You don’t need to read sequentially. Jump directly to your specialty chapter. Use the search function. Read the TL;DR summaries for quick orientation. Dive deep when evaluating tools for your practice.

Three approaches:

  1. Quick Scan: Read chapter TL;DRs only for rapid orientation
  2. Deep Dive: Full chapters for implementation planning
  3. Specialty Focus: Part I (Foundations) + your specialty + Part III (Implementation)

Every chapter begins with an expandable Chapter Summary (TL;DR) containing clinical context, key evidence, what works, what doesn’t, and the clinical bottom line. Many physicians use TL;DRs for 80% of their needs and read full chapters only when implementing specific tools.

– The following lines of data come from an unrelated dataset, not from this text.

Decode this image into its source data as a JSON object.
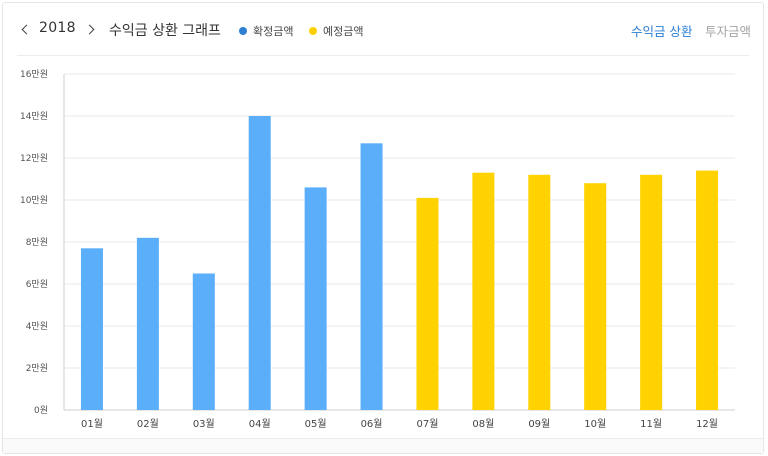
{
  "header": {
    "year": "2018",
    "title": "수익금 상환 그래프",
    "legend": [
      {
        "label": "확정금액",
        "color": "#2f7fd4"
      },
      {
        "label": "예정금액",
        "color": "#ffd000"
      }
    ],
    "tabs": [
      {
        "label": "수익금 상환",
        "active": true
      },
      {
        "label": "투자금액",
        "active": false
      }
    ]
  },
  "colors": {
    "confirmed_bar": "#5aaefa",
    "expected_bar": "#ffd200",
    "grid": "#e9e9e9",
    "axis": "#cfcfcf"
  },
  "chart_data": {
    "type": "bar",
    "categories": [
      "01월",
      "02월",
      "03월",
      "04월",
      "05월",
      "06월",
      "07월",
      "08월",
      "09월",
      "10월",
      "11월",
      "12월"
    ],
    "values": [
      77000,
      82000,
      65000,
      140000,
      106000,
      127000,
      101000,
      113000,
      112000,
      108000,
      112000,
      114000
    ],
    "series_by_bar": [
      "확정금액",
      "확정금액",
      "확정금액",
      "확정금액",
      "확정금액",
      "확정금액",
      "예정금액",
      "예정금액",
      "예정금액",
      "예정금액",
      "예정금액",
      "예정금액"
    ],
    "ylim": [
      0,
      160000
    ],
    "yticks": [
      0,
      20000,
      40000,
      60000,
      80000,
      100000,
      120000,
      140000,
      160000
    ],
    "ytick_labels": [
      "0원",
      "2만원",
      "4만원",
      "6만원",
      "8만원",
      "10만원",
      "12만원",
      "14만원",
      "16만원"
    ],
    "grid": true,
    "legend_position": "top"
  }
}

Stay skeptical. Demand prospective clinical trials, not just retrospective validation studies. You remain legally and ethically responsible for clinical decisions, regardless of what any algorithm recommends.

About the Author

This handbook was written by a physician-epidemiologist who spent the pandemic evaluating computational tools under high-stakes conditions. That experience taught a framework for critical evaluation that applies directly to clinical AI. The decisions physicians make now about which tools to adopt will shape medical practice for decades.